Der Umstand, dass der Kläger keinerlei Schichterfahrung besitzt, ist nicht geeignet, davon auszugehen, dass der Kläger nicht ohne Weiteres mit den bezeichneten Mitarbeitern austauschbar wäre bzw. dass die Beklagte die bezeichneten Mitarbeiter in der Wulstkernfertigung wegen ihrer Kenntnisse, Fähigkeiten und Leistungen oder zur Sicherung einer ausgewogenen Personalstruktur, die in berechtigtem betrieblichen Interesse liegt, weiter beschäftigen musste. Erweist sich damit die Sozialauswahl als nicht ausreichend, war die ausgesprochene Kündigung sozial nicht gerechtfertigt. Die Berufung der Beklagten war daher zurückzuweisen.
III.
Die Berufung des Klägers war nur zum Teil erfolgreich.
Zwar hat der Kläger, nachdem das Arbeitsgericht festgestellt hat, dass das Arbeitsverhältnis durch die Kündigung zum 31.08.2005 nicht beendet wurde, einen Anspruch auf tatsächliche Beschäftigung zu den bisherigen Arbeitsbedingungen. Diese Arbeitsbedingungen können jedoch nicht als diejenigen eines Qualitätskontrolleurs bezeichnet werden, da der Kläger sich ja auch zur Begründung seines Klagebegehrens darauf berufen hat, er könne in der Produktion mit entsprechenden Tätigkeiten eingesetzt werden.
Die Weiterbeschäftigung war ebenfalls bis zum 31.12.2005 zu befristen.
Die Beklagte hat zu diesem Zeitpunkt eine weitere betriebsbedingte Kündigung ausgesprochen, deren offensichtliche Unwirksamkeit nicht festgestellt werden kann.

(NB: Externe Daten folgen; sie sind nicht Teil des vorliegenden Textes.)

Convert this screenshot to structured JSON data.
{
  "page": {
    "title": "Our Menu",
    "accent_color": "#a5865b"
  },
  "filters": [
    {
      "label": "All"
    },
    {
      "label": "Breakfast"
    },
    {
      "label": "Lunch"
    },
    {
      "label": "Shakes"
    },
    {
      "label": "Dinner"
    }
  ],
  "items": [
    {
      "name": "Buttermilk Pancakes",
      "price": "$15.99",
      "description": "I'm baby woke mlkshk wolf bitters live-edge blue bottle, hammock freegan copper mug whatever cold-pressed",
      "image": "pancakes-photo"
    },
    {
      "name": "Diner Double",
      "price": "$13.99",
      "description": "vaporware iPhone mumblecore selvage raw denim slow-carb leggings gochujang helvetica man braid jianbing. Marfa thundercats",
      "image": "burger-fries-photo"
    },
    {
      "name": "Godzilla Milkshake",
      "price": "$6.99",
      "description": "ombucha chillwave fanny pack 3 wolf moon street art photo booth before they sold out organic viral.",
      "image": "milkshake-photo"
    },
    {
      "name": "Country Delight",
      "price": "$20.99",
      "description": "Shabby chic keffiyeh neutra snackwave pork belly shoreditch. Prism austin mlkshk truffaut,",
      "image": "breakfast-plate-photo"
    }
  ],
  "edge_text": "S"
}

Ab dem 01.01.2006 ist daher der tatsächliche Status des bestehenden Arbeitsverhältnisses des Klägers nach wie vor zweifelhaft, so dass angesichts der Rechtsprechung des Bundesarbeitsgerichts zum Weiterbeschäftigungsanspruch nach unwirksamer Kündigung das Beschäftigungsinteresse des Klägers hinter dem Interesse der Beklagten, welches sich aus einer möglicherweise wirksamen Kündigung ergibt, zurücktreten muss.
Dementsprechend war wie geschehen dem Berufungsbegehren des Klägers nur teilweise zu entsprechen und seine weitere Berufung zurückzuweisen.
IV.
Die Kostenentscheidung folgt § 92 Abs. 1 ZPO.
Gründe für eine Zulassung der Revision bestehen angesichts der gesetzlichen Kriterien des § 72 Abs. 2 ArbGG nicht.